Types of Trading Instruments

Trading instruments

Trading instruments are financial assets and contracts that can be traded on the markets. They range from equities and forward contracts to indices, currencies and metals.

Stocks are the most common type of trading instrument. They represent fractional ownership in a company and are usually traded on stock exchanges.


Stocks are shares of ownership in a company, and they allow you to become an owner of a piece of the corporation. They come in different types, including common and preferred, which entitle owners to vote at shareholder meetings and receive dividends from the company.

In the long term, stocks typically outperform alternatives like bank certificates of deposit and gold. They also have historically outperformed Treasury bonds.

Traders buy and sell shares of companies to make short-term profits, watching for changes in their prices. They often use stop-loss orders to close out trades when they reach a specific price level.
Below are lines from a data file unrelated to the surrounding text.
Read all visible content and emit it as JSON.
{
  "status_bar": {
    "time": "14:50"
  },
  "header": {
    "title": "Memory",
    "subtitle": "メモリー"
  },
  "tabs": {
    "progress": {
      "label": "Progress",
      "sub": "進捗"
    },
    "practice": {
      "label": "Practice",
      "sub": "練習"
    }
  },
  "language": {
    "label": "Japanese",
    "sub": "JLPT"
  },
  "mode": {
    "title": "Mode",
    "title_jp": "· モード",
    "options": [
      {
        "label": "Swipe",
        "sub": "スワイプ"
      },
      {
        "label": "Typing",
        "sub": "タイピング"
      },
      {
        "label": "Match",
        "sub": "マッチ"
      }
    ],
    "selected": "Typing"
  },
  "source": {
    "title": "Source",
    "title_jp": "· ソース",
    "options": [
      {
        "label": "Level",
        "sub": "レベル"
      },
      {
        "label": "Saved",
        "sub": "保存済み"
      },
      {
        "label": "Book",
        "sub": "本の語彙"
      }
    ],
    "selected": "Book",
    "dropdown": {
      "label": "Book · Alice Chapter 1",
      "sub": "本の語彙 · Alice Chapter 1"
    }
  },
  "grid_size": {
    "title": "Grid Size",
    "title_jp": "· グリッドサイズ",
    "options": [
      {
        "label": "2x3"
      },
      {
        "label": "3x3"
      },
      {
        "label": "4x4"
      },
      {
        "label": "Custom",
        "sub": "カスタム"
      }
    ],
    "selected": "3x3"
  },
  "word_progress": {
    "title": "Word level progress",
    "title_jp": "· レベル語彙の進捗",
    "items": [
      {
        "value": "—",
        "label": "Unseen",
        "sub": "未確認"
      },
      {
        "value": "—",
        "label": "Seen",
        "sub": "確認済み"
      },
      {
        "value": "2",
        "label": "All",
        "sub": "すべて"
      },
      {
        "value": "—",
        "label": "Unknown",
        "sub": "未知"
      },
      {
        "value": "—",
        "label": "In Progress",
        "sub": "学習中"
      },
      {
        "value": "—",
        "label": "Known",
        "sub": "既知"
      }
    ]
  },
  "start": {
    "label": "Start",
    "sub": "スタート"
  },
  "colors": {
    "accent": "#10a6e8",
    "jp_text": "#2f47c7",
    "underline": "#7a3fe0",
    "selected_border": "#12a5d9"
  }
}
Some stocks pay dividends to investors, which can be a significant part of overall stock market returns. This is particularly true for growth stocks, which have earnings growing at a faster rate than the market average.


Gold is a popular metal that can be traded via CFDs, ETFs, futures and options. It is also widely used as a safe-haven asset during periods of economic crisis.

The price of gold is driven by a number of factors including political, economic and social factors. It is also influenced by currency fluctuations.

Trading gold is possible through bullion, CFDs, mining stocks and metal ETFs. However, these instruments come with a high risk of loss as they can be leveraged.

Gold Futures are contracts that enable traders to trade gold at fixed terms, prices and quantities on a specific date in the future. This is called the settlement day. Traders may choose to delay the settlement day in order to speculate before it happens, and only settle their gains or losses once the trade has reached its expiry date.


The exchange of goods and services is among the most universal activities in human life. To facilitate these transactions, people settle on something that will serve as a medium of exchange–they select something to be money.

Currency, also called foreign exchange, is a standardized system of monetary value that governments print to support their economies and thereby ensure their stability. Examples of these currencies include the United States dollar (USD), the European Union euro (EUR), and the Japanese yen (JPY).

A currency can be traded in two ways: spot or future. Spot deals involve the exchange of one currency for another at a specific time and at a fixed price.

Currencies can be traded in the interbank market, which allows banks and other financial institutions to buy and sell their currencies. Unlike in stock markets, individual retail investors can’t trade currencies on the interbank market.


Commodities are trading instruments that allow investors to buy or sell goods such as oil, gold and metals at current and future prices. They are usually traded on exchanges, such as the Chicago Mercantile Exchange (CME) and New York Mercantile Exchange (NYMEX).

When trading commodities, it is important to keep in mind the factors that can impact market prices. For example, weather and geopolitics can be key drivers of prices.

The health of the global economy can also play a role in commodity demand, as it affects supply and demand for many commodities. For instance, during periods of strong economic growth, there is more construction and manufacturing activity in the world and this increases demand for commodities such as crude oil and natural gas.

A good way to trade commodities is by trading futures contracts on a commodities exchange. These contracts specify the terms of delivery for an asset in a specified timeframe. These contracts are used by major industrial consumers such as airline companies and farming cooperatives to hedge against volatility in the market for the goods they consume.